Proteger una red informática en un entorno corporativo puede resultar complejo, especialmente en grandes organizaciones o en aquellas con sistemas complejos. A continuación se presentan algunos retos habituales encontrados al proteger una red informática:
Mantener la seguridad actualizada: nuevas amenazas y nuevos software de seguridad llegan constantemente al mercado. Es importante asegurarse de que los sistemas de seguridad de la empresa se actualicen periódicamente para proteger frente a las nuevas amenazas.
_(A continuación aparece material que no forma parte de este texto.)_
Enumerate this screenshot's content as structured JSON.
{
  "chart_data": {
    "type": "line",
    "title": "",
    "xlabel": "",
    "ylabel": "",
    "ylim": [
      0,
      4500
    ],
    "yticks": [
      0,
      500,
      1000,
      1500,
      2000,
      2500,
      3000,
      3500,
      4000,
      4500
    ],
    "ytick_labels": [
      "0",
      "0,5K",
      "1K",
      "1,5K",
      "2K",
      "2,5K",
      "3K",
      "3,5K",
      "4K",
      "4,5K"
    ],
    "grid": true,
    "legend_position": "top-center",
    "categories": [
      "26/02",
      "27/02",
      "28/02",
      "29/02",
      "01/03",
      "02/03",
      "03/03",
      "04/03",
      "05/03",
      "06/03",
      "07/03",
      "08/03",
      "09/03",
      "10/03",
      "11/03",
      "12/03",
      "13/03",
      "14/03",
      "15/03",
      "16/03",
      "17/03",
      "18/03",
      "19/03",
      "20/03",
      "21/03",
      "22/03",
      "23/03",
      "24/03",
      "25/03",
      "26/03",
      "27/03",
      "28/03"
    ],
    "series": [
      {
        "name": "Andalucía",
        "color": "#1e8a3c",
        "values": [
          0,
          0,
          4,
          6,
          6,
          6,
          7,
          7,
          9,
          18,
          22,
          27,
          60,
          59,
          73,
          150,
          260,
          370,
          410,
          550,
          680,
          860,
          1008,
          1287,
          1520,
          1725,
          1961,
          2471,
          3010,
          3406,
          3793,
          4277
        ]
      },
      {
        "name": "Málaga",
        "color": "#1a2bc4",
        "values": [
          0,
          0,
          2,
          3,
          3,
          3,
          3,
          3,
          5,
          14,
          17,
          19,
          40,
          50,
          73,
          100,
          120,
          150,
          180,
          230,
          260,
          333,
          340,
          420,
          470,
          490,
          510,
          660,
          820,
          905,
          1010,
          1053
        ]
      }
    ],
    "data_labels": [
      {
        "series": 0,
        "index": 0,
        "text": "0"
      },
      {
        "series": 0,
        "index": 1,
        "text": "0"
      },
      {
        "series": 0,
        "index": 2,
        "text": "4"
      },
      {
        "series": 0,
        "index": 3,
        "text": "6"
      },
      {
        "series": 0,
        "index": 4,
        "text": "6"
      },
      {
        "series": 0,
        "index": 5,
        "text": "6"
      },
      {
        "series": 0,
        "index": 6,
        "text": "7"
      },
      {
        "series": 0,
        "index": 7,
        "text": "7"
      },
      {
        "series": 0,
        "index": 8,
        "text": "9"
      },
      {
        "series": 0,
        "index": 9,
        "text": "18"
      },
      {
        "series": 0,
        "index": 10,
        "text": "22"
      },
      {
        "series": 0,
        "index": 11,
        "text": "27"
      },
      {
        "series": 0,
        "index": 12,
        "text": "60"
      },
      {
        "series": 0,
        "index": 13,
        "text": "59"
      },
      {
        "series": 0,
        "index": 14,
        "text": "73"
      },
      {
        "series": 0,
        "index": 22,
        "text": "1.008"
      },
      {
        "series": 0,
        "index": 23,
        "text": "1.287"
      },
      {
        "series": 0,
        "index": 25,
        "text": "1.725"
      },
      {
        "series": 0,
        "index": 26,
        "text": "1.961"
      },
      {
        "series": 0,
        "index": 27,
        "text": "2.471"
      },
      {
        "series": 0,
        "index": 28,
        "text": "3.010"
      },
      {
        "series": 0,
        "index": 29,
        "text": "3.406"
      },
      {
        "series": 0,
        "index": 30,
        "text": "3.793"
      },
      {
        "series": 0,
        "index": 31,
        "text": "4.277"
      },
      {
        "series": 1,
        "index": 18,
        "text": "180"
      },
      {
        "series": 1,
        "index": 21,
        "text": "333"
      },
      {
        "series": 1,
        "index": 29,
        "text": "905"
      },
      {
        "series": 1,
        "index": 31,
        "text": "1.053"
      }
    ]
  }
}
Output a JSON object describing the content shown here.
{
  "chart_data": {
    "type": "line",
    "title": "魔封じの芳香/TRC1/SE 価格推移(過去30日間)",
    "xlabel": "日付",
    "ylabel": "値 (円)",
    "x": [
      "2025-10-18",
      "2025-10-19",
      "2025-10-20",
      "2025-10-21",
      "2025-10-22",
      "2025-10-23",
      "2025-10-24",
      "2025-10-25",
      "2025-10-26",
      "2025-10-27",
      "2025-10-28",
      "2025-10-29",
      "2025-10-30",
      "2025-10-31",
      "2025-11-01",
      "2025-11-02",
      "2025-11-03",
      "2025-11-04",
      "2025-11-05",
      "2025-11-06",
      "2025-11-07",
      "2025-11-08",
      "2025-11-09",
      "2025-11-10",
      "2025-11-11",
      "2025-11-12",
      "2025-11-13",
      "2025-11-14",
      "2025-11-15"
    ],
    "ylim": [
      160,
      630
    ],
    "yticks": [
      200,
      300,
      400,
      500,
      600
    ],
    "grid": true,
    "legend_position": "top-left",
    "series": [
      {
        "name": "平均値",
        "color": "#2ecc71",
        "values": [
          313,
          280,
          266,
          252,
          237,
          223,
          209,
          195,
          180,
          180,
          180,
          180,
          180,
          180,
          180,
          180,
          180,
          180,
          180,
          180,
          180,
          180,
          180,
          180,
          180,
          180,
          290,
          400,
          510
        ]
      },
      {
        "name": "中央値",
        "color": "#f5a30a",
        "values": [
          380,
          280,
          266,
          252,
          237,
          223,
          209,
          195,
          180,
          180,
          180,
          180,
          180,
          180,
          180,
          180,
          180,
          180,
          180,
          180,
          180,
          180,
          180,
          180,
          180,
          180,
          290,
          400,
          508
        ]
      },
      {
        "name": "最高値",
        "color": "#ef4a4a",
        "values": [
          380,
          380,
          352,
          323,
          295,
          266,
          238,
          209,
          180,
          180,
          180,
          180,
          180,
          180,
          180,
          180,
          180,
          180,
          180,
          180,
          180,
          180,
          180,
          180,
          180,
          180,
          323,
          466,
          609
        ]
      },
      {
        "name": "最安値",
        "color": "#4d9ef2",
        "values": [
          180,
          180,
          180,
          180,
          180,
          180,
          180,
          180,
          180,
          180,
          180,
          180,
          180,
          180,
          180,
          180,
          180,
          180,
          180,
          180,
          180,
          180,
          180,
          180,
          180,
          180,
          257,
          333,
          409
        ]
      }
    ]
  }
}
Esto puede ser un reto, especialmente en grandes organizaciones que deben actualizar numerosos sistemas y dispositivos.
Gestión de usuarios y accesos: en grandes organizaciones, puede resultar difícil gestionar los usuarios y los accesos a la red. Es importante asegurarse de que cada usuario disponga únicamente de los accesos necesarios para realizar su trabajo, manteniendo al mismo tiempo una seguridad adecuada. Esto puede ser complejo de implantar y mantener, especialmente cuando se incorporan nuevos usuarios o empleados a la red.
Protección frente a virus y malware: los virus y el malware pueden causar daños considerables a los sistemas informáticos y a los datos de la empresa. Es importante asegurarse de que los sistemas de la empresa estén protegidos frente a estas amenazas mediante el uso de software de seguridad actualizado y mediante la formación de los empleados en seguridad informática.
Gestión de copias de seguridad y restauraciones: las copias de seguridad y restauraciones son esenciales para proteger los datos de la empresa en caso de desastre o avería del sistema. No obstante, puede resultar difícil implantar un sistema de copias de seguridad eficaz y garantizar que las copias se realicen de forma periódica.
Gestión de la movilidad de los empleados: muchas empresas cuentan con empleados que trabajan en remoto o utilizan sus propios equipos para conectarse a la red corporativa. Esto puede dificultar la gestión de la seguridad de la red, sobre todo porque estos usuarios son objetivos fáciles y críticos, ya que poseen credenciales de acceso a la red de la empresa y a varias aplicaciones de terceros.